Их увлечение толкованием тайных ночных символов никто из домашних не одобрял: Павел всегда подтрунивал над Липой, Марфа вообще считала это полным бредом, та же ситуация была и в Фирином окружении. Она сама, ее мама, сын с женой и двумя детьми, две кошки и старый подпорченный йорик – все жили в одной большой квартире, и никто из них не собирался менять место жительства. В тесноте, да не в обиде. Зато в самом центре. В их густонаселенной квартире всегда стоял галдеж и то и дело летали молнии – каждый участник этого Ноева ковчега, включая подпорченного йорика, претендовал на лидерство, поэтому редкие минуты тишины были на вес золота.

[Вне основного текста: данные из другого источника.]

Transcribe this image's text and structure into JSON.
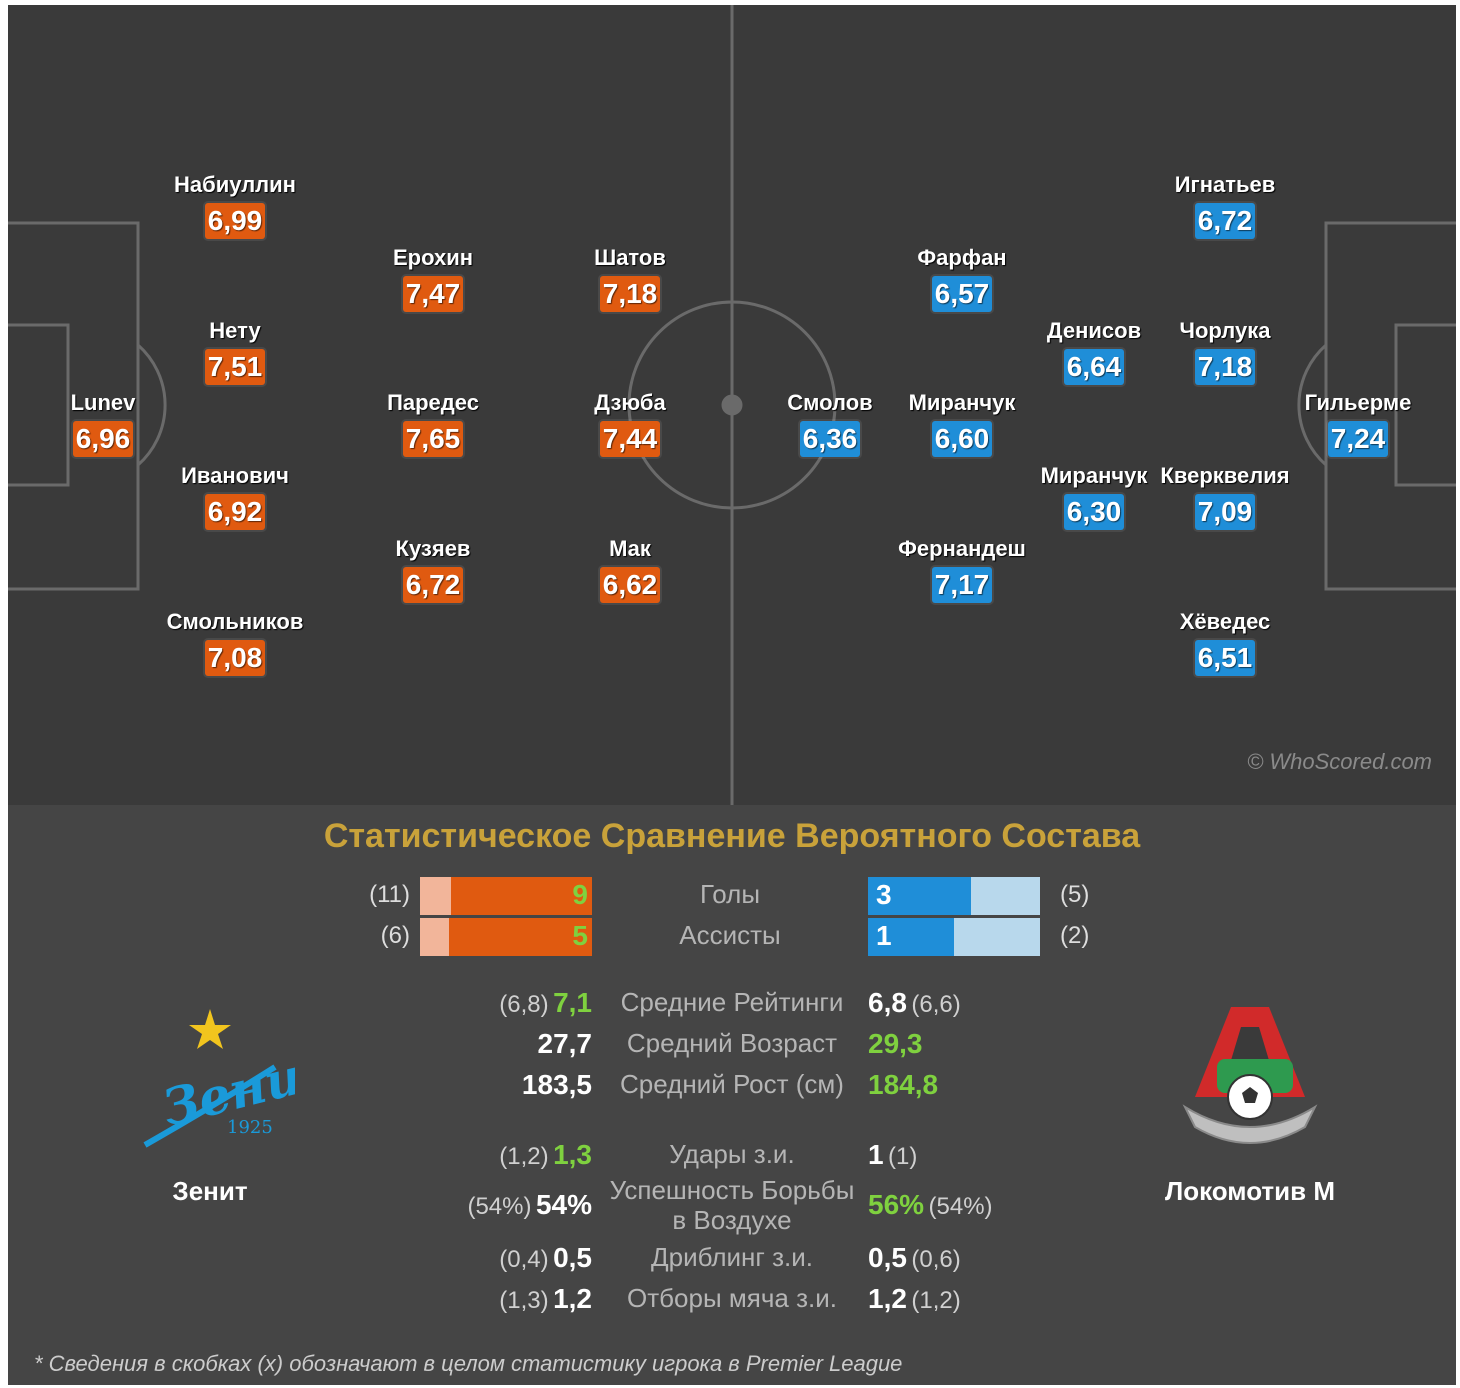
{
  "watermark": "© WhoScored.com",
  "colors": {
    "home": "#e05a10",
    "away": "#1f8ed8",
    "title": "#c9a23a",
    "better": "#7fd13f"
  },
  "home_players": [
    {
      "name": "Lunev",
      "rating": "6,96"
    },
    {
      "name": "Набиуллин",
      "rating": "6,99"
    },
    {
      "name": "Нету",
      "rating": "7,51"
    },
    {
      "name": "Иванович",
      "rating": "6,92"
    },
    {
      "name": "Смольников",
      "rating": "7,08"
    },
    {
      "name": "Ерохин",
      "rating": "7,47"
    },
    {
      "name": "Паредес",
      "rating": "7,65"
    },
    {
      "name": "Кузяев",
      "rating": "6,72"
    },
    {
      "name": "Шатов",
      "rating": "7,18"
    },
    {
      "name": "Дзюба",
      "rating": "7,44"
    },
    {
      "name": "Мак",
      "rating": "6,62"
    }
  ],
  "away_players": [
    {
      "name": "Гильерме",
      "rating": "7,24"
    },
    {
      "name": "Игнатьев",
      "rating": "6,72"
    },
    {
      "name": "Чорлука",
      "rating": "7,18"
    },
    {
      "name": "Кверквелия",
      "rating": "7,09"
    },
    {
      "name": "Хёведес",
      "rating": "6,51"
    },
    {
      "name": "Денисов",
      "rating": "6,64"
    },
    {
      "name": "Миранчук",
      "rating": "6,30"
    },
    {
      "name": "Фарфан",
      "rating": "6,57"
    },
    {
      "name": "Миранчук",
      "rating": "6,60"
    },
    {
      "name": "Фернандеш",
      "rating": "7,17"
    },
    {
      "name": "Смолов",
      "rating": "6,36"
    }
  ],
  "stats": {
    "title": "Статистическое Сравнение Вероятного Состава",
    "bars": [
      {
        "label": "Голы",
        "home_value": "9",
        "home_total": "(11)",
        "home_fraction": 0.82,
        "away_value": "3",
        "away_total": "(5)",
        "away_fraction": 0.6
      },
      {
        "label": "Ассисты",
        "home_value": "5",
        "home_total": "(6)",
        "home_fraction": 0.83,
        "away_value": "1",
        "away_total": "(2)",
        "away_fraction": 0.5
      }
    ],
    "rows": [
      {
        "label": "Средние Рейтинги",
        "home_paren": "(6,8)",
        "home_value": "7,1",
        "home_better": true,
        "away_value": "6,8",
        "away_paren": "(6,6)",
        "away_better": false
      },
      {
        "label": "Средний Возраст",
        "home_paren": "",
        "home_value": "27,7",
        "home_better": false,
        "away_value": "29,3",
        "away_paren": "",
        "away_better": true
      },
      {
        "label": "Средний Рост (см)",
        "home_paren": "",
        "home_value": "183,5",
        "home_better": false,
        "away_value": "184,8",
        "away_paren": "",
        "away_better": true
      },
      {
        "label": "Удары з.и.",
        "home_paren": "(1,2)",
        "home_value": "1,3",
        "home_better": true,
        "away_value": "1",
        "away_paren": "(1)",
        "away_better": false
      },
      {
        "label": "Успешность Борьбы в Воздухе",
        "home_paren": "(54%)",
        "home_value": "54%",
        "home_better": false,
        "away_value": "56%",
        "away_paren": "(54%)",
        "away_better": true
      },
      {
        "label": "Дриблинг з.и.",
        "home_paren": "(0,4)",
        "home_value": "0,5",
        "home_better": false,
        "away_value": "0,5",
        "away_paren": "(0,6)",
        "away_better": false
      },
      {
        "label": "Отборы мяча з.и.",
        "home_paren": "(1,3)",
        "home_value": "1,2",
        "home_better": false,
        "away_value": "1,2",
        "away_paren": "(1,2)",
        "away_better": false
      }
    ],
    "home_team": {
      "name": "Зенит",
      "logo_text": "Зенит",
      "logo_year": "1925"
    },
    "away_team": {
      "name": "Локомотив М"
    },
    "footnote": "* Сведения в скобках (x) обозначают в целом статистику игрока в Premier League"
  }
}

По понедельникам Павел торопился на еженедельную утреннюю конференцию в своей клинике, Марфа убегала к первой паре. Фирины дети и внуки разбегались по офисам и детским садам, стареющая мама со своим йориком к утру одерживала победу в битве с ночной бессонницей и засыпала богатырским сном. Уличная дверь и в той, и в другой квартире примерно в одно и то же время плотно закрывалась, и вот тогда… можно было налить чашечку кофе и сесть в кресло, не напрягаясь, что кто-то рядом греет уши, накапливая информацию для критических насмешек.
– Итак, «что тебе снилось, крейсер „Аврора“ в час, когда утро встает над Невой?» – пропела Глафира. И, совсем не дожидаясь ответа на музыкальный вопрос, продолжила: «Крейсер „Аврора“ – это не фамилия и имя девушки. Я так, на всякий случай напоминаю. Для особо одаренных».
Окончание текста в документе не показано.